Leitsatz
Die Anfechtung der Annahme der Erbschaft bedarf in formeller Hinsicht einer notariell beglaubigten Anfechtungserklärung. Ein Nachschieben einer anderweitigen Begründung der Anfechtung bedarf wiederum der notariellen Beglaubigung; ein formlos vorgetragener, abweichender Anfechtungsgrund ist insoweit unbeachtlich.
OLG Hamm, Beschluss vom 7. Juli 2015 – I-15 W 329/14
Sachverhalt
Der Erblasser war geschieden. Er hatte einen Sohn V, der mit der Beteiligten zu 1) verheiratet war und vorverstorben ist. Aus der Ehe des Sohnes mit der Beteiligten zu 1) ist ein Kind hervorgegangen, der am 28.9.19## geborene Beteiligte zu 3).

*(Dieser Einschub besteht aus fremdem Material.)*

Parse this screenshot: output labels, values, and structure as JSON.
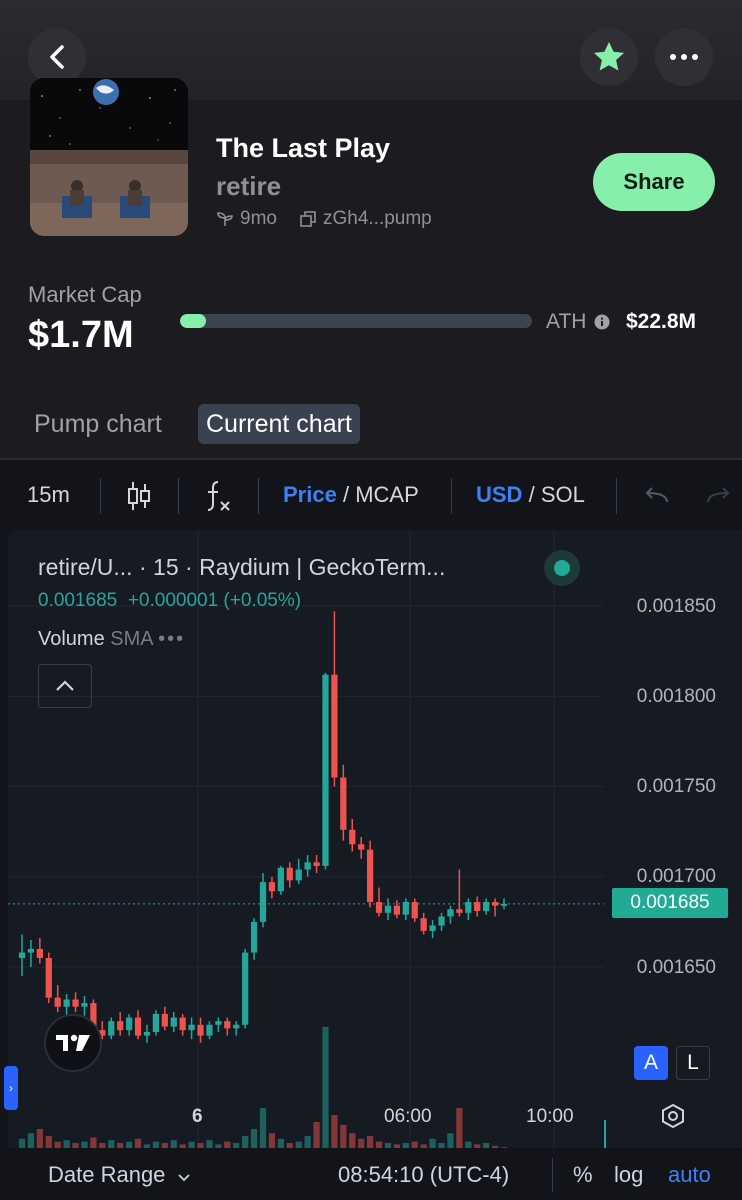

Der Beteiligte zu 2) ist nach dem Testamentsvollstreckerzeugnis des Amtsgerichts vom 5.4.2013 Testamentsvollstrecker über den Nachlass des Erblassers. Zwischenzeitlich betreibt die Beteiligte zu 1) seine Abberufung aus wichtigem Grund. Eine Entscheidung des Nachlassgerichts steht insoweit noch aus.

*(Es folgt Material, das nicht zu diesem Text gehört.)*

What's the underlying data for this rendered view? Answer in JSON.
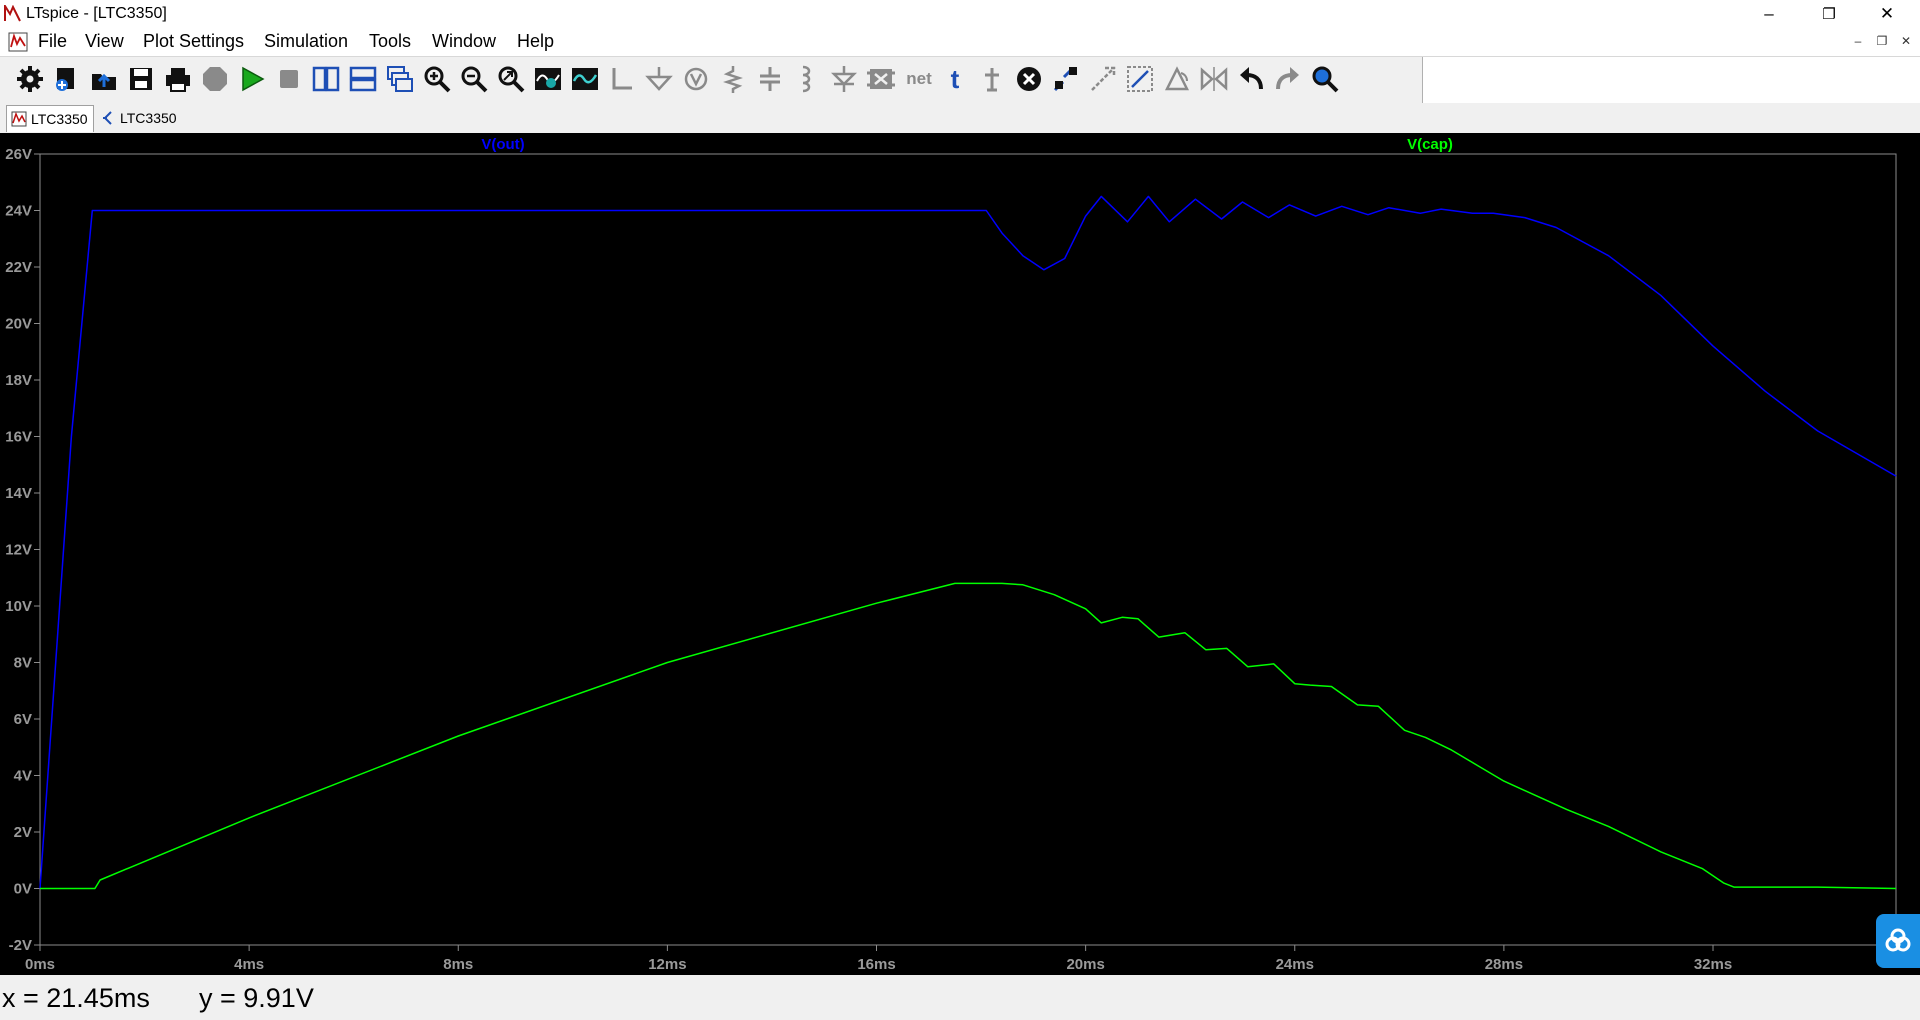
{
  "window": {
    "title": "LTspice - [LTC3350]",
    "minimize": "–",
    "restore": "❐",
    "close": "✕"
  },
  "menu": {
    "items": [
      "File",
      "View",
      "Plot Settings",
      "Simulation",
      "Tools",
      "Window",
      "Help"
    ]
  },
  "toolbar": {
    "buttons": [
      "gear-icon",
      "new-schematic-icon",
      "open-icon",
      "save-icon",
      "print-icon",
      "halt-icon",
      "run-icon",
      "stop-icon",
      "tile-vertical-icon",
      "tile-horizontal-icon",
      "cascade-icon",
      "zoom-in-icon",
      "zoom-out-icon",
      "zoom-fit-icon",
      "autorange-icon",
      "add-trace-icon",
      "wire-icon",
      "ground-icon",
      "label-icon",
      "resistor-icon",
      "capacitor-icon",
      "inductor-icon",
      "diode-icon",
      "component-icon",
      "net-label-icon",
      "text-icon",
      "spice-directive-icon",
      "delete-icon",
      "duplicate-icon",
      "move-icon",
      "drag-icon",
      "rotate-icon",
      "mirror-icon",
      "undo-icon",
      "redo-icon",
      "find-icon"
    ],
    "net_text": "net",
    "text_glyph": "t"
  },
  "tabs": [
    {
      "label": "LTC3350",
      "kind": "waveform",
      "active": true
    },
    {
      "label": "LTC3350",
      "kind": "schematic",
      "active": false
    }
  ],
  "chart_data": {
    "type": "line",
    "xlabel": "",
    "ylabel": "",
    "xlim": [
      0,
      35.5
    ],
    "ylim": [
      -2,
      26
    ],
    "xticks": [
      0,
      4,
      8,
      12,
      16,
      20,
      24,
      28,
      32
    ],
    "xtick_labels": [
      "0ms",
      "4ms",
      "8ms",
      "12ms",
      "16ms",
      "20ms",
      "24ms",
      "28ms",
      "32ms"
    ],
    "yticks": [
      -2,
      0,
      2,
      4,
      6,
      8,
      10,
      12,
      14,
      16,
      18,
      20,
      22,
      24,
      26
    ],
    "ytick_labels": [
      "-2V",
      "0V",
      "2V",
      "4V",
      "6V",
      "8V",
      "10V",
      "12V",
      "14V",
      "16V",
      "18V",
      "20V",
      "22V",
      "24V",
      "26V"
    ],
    "grid": false,
    "background": "#000000",
    "series": [
      {
        "name": "V(out)",
        "color": "#0000ff",
        "x": [
          0,
          0.3,
          0.6,
          1.0,
          18.1,
          18.4,
          18.8,
          19.2,
          19.6,
          20.0,
          20.3,
          20.8,
          21.2,
          21.6,
          22.1,
          22.6,
          23.0,
          23.5,
          23.9,
          24.4,
          24.9,
          25.4,
          25.8,
          26.4,
          26.8,
          27.4,
          27.8,
          28.4,
          29.0,
          30.0,
          31.0,
          32.0,
          33.0,
          34.0,
          35.5
        ],
        "values": [
          0,
          8,
          16,
          24,
          24,
          23.2,
          22.4,
          21.9,
          22.3,
          23.8,
          24.5,
          23.6,
          24.5,
          23.6,
          24.4,
          23.7,
          24.3,
          23.75,
          24.2,
          23.8,
          24.15,
          23.85,
          24.1,
          23.9,
          24.05,
          23.9,
          23.9,
          23.75,
          23.4,
          22.4,
          21.0,
          19.2,
          17.6,
          16.2,
          14.6
        ]
      },
      {
        "name": "V(cap)",
        "color": "#00ff00",
        "x": [
          0,
          1.05,
          1.15,
          4,
          8,
          12,
          16,
          17.5,
          18.0,
          18.4,
          18.8,
          19.4,
          20.0,
          20.3,
          20.7,
          21.0,
          21.4,
          21.9,
          22.3,
          22.7,
          23.1,
          23.6,
          24.0,
          24.3,
          24.7,
          25.2,
          25.6,
          26.1,
          26.5,
          27.0,
          27.5,
          28.0,
          28.6,
          29.2,
          30.0,
          31.0,
          31.8,
          32.2,
          32.4,
          34.0,
          35.5
        ],
        "values": [
          0,
          0,
          0.3,
          2.5,
          5.4,
          8.0,
          10.1,
          10.8,
          10.8,
          10.8,
          10.75,
          10.4,
          9.9,
          9.4,
          9.6,
          9.55,
          8.9,
          9.05,
          8.45,
          8.5,
          7.85,
          7.95,
          7.25,
          7.2,
          7.15,
          6.5,
          6.45,
          5.6,
          5.35,
          4.9,
          4.35,
          3.8,
          3.3,
          2.8,
          2.2,
          1.3,
          0.7,
          0.2,
          0.05,
          0.05,
          0.0
        ]
      }
    ]
  },
  "cursor_readout": {
    "x": "x = 21.45ms",
    "y": "y = 9.91V"
  }
}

Zu Lebzeiten des Sohnes, am 3.4.2000, schlossen der Erblasser und sein Sohn einen notariell beurkundeten Vertrag (UR-Nr. 13/2000 des Notars S 1 in F – Bl. 36 der beigezogenen Akte 2 O 301/13 LG Essen – ), in dessen Präambel es wie folgt heißt:
Der Erschienene zu 1) (i.e. Der Erblasser) hatte ursprünglich beabsichtigt, im Rahmen eines Erbvertrags folgende Vermächtnisse zugunsten seines Sohnes, des Erschienen zu 2), auszusetzen, und zwar u.a.:
Zitat
"1. die Kommanditbeteiligung des Erschienen zu 1) von 35 % des Gesamtkommanditkapitals an der Firma S, Zeitungen und "
Zeitschriften, Großvertrieb, Buchhandlung GmbH & Co KG, ...,
2. 35 % der Geschäftsanteile des Erschienen zu 1) an Firma Electronic Computer Center Datenverarbeitungs-GmbH, ...,
3. die Geschäftsanteile von 60% des Erschienen zu 1) an der Grundstücks- und S GbR ...,
4. die im Nachfolgenden noch näher bezeichnete Eigentumswohnung des Erschienen zu 1) in G/Schweiz ...,
5. die nachstehend noch näher bezeichnete Eigentumswohnung des Erschienen zu 1) im Hause F1-str.##, F,
6. das hälftige Miteigentum des Erschienen zu 1) an dem Motorboot "Palucca"...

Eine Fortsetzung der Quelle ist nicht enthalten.